President Ma Ying-jeou (馬英九) said yesterday that although China remains Taiwan’s largest trading partner, his administration has not devoted all of its efforts to China and is rebalancing the country’s foreign trade.
Some have “misunderstood” that Taiwan only does business with China or only invests there, but looking at the record of the past four years, “we have embarked on a rebalancing effort,” Ma told a visiting delegation from the Taiwan Studies Workshop under Harvard University’s Fairbank Center for China Studies.
The government “will not put all its eggs in the mainland basket,” Ma said.

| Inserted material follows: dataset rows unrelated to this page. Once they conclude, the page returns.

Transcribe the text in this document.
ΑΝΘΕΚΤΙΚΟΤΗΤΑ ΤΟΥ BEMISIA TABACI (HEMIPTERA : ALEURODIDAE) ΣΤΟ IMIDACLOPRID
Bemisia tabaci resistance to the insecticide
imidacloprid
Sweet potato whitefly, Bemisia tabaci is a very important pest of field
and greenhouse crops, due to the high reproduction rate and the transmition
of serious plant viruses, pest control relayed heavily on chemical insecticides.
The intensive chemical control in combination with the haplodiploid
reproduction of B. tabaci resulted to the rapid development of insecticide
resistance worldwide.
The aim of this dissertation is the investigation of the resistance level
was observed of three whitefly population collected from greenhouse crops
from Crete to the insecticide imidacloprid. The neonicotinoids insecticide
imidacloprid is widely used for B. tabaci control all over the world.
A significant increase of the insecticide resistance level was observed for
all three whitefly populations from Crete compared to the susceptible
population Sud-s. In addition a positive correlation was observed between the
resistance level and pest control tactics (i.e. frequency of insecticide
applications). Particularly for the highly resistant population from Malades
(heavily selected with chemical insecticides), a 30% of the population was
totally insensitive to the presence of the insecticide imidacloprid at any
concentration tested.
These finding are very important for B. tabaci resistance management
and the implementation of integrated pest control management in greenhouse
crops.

Two trends underline the government’s commitment to preserving the diversification of the country’s trade, Ma said. The first is that Taiwan’s exports to China accounted for about 40 percent of total exports last year, about the same as for the past five years.
“The ratio is rather high, but more importantly, the ratio has not increased since I first assumed office in 2008,” he said.
The ratio has remained steady despite increasing trade with China, meaning that Taiwan’s trade with other areas, especially with ASEAN members, has increased dramatically, he said.
The other telling trend, according to the president, is that the share of export orders received in Taiwan and produced abroad has only risen from 46 percent when he took office in May 2008 to just over 50 percent last year.
Still, Taiwan has boosted economic ties with China, Ma said, the latest developments being an investment protection agreement signed in August last year and the completion of a currency settlement agreement later in the year.
Follow-up talks under the Economic Cooperation Framework Agreement signed in 2010 have also made progress, but more time is needed to complete negotiations on trade in services and goods, which Ma said is more important than economic cooperation pacts with Singapore and New Zealand because they cover more items.
Meanwhile, the main global political issue involving Taiwan over the past year has been the ongoing dispute over the Diaoyutai Islands (釣魚台) in the East China Sea.
Ma reaffirmed the government’s stance that the Diaoyutais are the inherent territory of the Republic of China.